Relationship between entropy and ergodicity Are there any direct connections between entropy and ergodicity? For example, does knowing that $(X,\mathcal{S},\mu,T)$ is ergodic help in computing the entropy?
I know that there are some indirect connections. For example, measure-theoretic entropy was developed as an isomorphism invariant to show that the $(p,1-p)$- and $(q,1-q)$-Bernoulli shifts are non-isomorphic when $p\neq q \neq 1-p$. But it seems merely coincidental that these shifts happen to be ergodic.
What I'm looking for is something like "If $(X,\mathcal{S},\mu,T)$ is ergodic then [something about entropy]." OR "If [something about entropy] then $(X,\mathcal{S},\mu,T)$ is ergodic."
EDIT Per the request in the comments, I'm interested in the measure-theoretic entropy of a measure-preserving dynamical system.
 A: I'm not sure it is along the lines you wished for but I'll comment anyhow:
The fact that the "entropy respect the ergodic decomposition" i.e. if 
$$ \mu =\int \mu_xd\nu(x)$$ 
implies
$$ h_\mu (T)=\int h_{\mu_x} (T) d\nu(x)$$
(for a reference see 
http://www.math.ethz.ch/~einsiedl/Pisa-Ein-Lin.pdf
section 3.5)
have consequences more or less in the form that you want. For example that if there is a unique measure of maximal entropy then it is ergodic. This quite trivial fact if used a lot.
A: The Shannon-McMillan-Breiman $(SMB)$ theorem is along the lines "if $(X,\mathcal{S},\mu,T)$ is ergodic then (something about entropy)". It extends the "Asymptotic Equipartition Property" (which initially applies to i.i.d. processes) to hold for ergodic processes.
One version of the $SMB$ theorem is:
Let a stochastic process $\mathcal X=\{X_i,\;i=0,...\}$. Define the entropy (or entropy rate) of a stochastic process as $H(\mathcal X)=\lim_{n\rightarrow \infty} \frac 1n H(X_0,...X_n)$, where  $H(X_0,...X_n)$ is the joint entropy. Define also the conditional $k$th-order entropy as $H^k= H(X_k|X_{k-1},...X_0)$, and the conditional entropy rate $H_c(\mathcal X)=\lim_{n\rightarrow \infty}H^n=\lim_{n\rightarrow \infty} H(X_n|X_{n-1},...X_0)$ . For completenes, for a random variable $Y, H(Y) = -E\log (Y) $ and we denote by $p(Y)$ its probability density.

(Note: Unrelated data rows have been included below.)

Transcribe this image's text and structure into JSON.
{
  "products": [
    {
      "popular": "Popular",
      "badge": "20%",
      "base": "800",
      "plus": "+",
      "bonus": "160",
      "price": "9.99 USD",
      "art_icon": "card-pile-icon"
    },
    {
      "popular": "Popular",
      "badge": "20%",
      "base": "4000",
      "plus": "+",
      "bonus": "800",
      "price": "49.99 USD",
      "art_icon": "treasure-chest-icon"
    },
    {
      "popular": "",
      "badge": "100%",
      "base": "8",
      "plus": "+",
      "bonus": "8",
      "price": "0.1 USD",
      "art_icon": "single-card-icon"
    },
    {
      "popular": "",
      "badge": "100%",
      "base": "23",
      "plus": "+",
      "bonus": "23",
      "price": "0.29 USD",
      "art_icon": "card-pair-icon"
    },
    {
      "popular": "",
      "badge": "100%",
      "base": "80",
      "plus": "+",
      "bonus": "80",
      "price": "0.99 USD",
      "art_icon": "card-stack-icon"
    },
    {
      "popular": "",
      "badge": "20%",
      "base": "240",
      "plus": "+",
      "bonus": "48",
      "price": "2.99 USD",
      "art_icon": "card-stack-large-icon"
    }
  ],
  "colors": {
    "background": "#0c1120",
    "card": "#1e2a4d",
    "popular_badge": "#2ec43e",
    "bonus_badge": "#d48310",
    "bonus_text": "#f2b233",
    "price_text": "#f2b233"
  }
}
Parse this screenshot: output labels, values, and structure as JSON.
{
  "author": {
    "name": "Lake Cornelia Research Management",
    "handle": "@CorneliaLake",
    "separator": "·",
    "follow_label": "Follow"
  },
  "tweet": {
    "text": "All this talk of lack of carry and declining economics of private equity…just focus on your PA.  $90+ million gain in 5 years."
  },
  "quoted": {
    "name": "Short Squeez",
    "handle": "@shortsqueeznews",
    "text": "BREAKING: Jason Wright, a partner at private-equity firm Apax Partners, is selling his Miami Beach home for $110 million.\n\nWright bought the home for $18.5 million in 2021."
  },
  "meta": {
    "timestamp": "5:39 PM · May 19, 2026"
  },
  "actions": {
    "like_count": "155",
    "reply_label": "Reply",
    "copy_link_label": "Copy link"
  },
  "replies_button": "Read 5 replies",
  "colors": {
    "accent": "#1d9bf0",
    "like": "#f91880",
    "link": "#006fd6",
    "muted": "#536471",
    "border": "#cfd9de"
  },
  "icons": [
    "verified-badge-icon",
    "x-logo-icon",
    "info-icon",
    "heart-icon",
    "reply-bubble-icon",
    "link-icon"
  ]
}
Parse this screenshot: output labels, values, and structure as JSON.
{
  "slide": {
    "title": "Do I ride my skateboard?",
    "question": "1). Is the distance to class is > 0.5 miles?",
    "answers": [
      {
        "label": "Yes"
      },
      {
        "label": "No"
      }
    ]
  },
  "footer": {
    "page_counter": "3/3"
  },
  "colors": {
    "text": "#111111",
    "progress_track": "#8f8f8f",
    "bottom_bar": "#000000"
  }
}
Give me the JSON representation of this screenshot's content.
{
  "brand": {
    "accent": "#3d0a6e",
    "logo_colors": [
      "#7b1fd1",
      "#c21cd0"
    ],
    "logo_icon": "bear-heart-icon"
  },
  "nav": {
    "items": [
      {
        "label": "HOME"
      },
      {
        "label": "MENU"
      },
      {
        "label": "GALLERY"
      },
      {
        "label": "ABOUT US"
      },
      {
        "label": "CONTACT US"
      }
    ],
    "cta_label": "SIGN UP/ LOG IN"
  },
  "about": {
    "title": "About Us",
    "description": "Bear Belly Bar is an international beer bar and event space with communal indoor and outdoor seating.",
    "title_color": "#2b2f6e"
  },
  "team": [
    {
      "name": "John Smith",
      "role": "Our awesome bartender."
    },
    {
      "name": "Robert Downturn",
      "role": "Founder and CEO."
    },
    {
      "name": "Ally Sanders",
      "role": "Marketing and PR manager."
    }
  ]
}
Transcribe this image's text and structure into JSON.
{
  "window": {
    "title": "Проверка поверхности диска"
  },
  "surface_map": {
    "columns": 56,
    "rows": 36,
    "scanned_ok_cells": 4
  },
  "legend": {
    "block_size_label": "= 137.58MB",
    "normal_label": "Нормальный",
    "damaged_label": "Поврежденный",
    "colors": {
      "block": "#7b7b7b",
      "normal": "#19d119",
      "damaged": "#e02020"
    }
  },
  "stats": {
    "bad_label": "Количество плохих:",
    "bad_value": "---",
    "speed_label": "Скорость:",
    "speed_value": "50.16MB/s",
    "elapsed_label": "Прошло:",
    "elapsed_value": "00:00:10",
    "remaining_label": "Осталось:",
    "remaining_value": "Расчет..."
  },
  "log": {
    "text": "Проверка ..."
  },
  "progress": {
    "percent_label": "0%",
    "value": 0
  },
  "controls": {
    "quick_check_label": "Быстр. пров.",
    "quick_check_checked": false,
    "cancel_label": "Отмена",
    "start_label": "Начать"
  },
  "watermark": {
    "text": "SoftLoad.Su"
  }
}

Then if the process is ergodic we obtain that:
$$-\frac1n\log p(X_0,...,X_{n-1})\rightarrow H(\mathcal X) = H_c(\mathcal X) \;\text{with probability 1}$$
The proof is a bit long, and after all, this is not my result. Some references : 
1) Thomas & Cover (of course), "Elements of Information Theory" 2n ed. chapter 16 , 2) Algoet, P. H., & Cover, T. M. (1988). A sandwich proof of the Shannon-McMillan-Breiman theorem. The annals of probability, 899-909.
A: In a very general and broad context, as the question is set, the answer is; that the so called Fokker Planck equations (FPE) and respective Master equations (ME) establish a deep relation between entropies and ergodicity (in some cases). The concrete formulations to be deducted then, are strongly dependent upon what type of system and what type entropy, you have in focus. For instance and as a very specfic view, in some stochastic dynamic systems a connector can be the Lyapunov Exponent being on one side related to entropy production (information gain) and on the other side to the stability characteristics that embody ergodicity aspects (such as when the FPE or ME translatable into higher order Markov Chains).
A good example how deep and diverse the answer to your question in this sense can be, motivates one to highlight the example of Phi-entropy inequalities and Fokker-Planck equations. Bolley and Gentil have an excellent excourse on this and the part 2 of their 2010 article is such a formulation that would challenge perfectly your likely humoristic cliché of "is ergodic then [something about entropy]" vice versa.
Honestly said I think your question is sparkling out without required respect of research what is commonly expetced in this platform and at this level of theoretical elegance. Also dont understand why we around the world should be so much being beloved to have your autogram. Rather preferable you take more time to formulate such a question diligently and with some strong sensus of direction and insight. That would help us better being dedicated to rather specfic answers.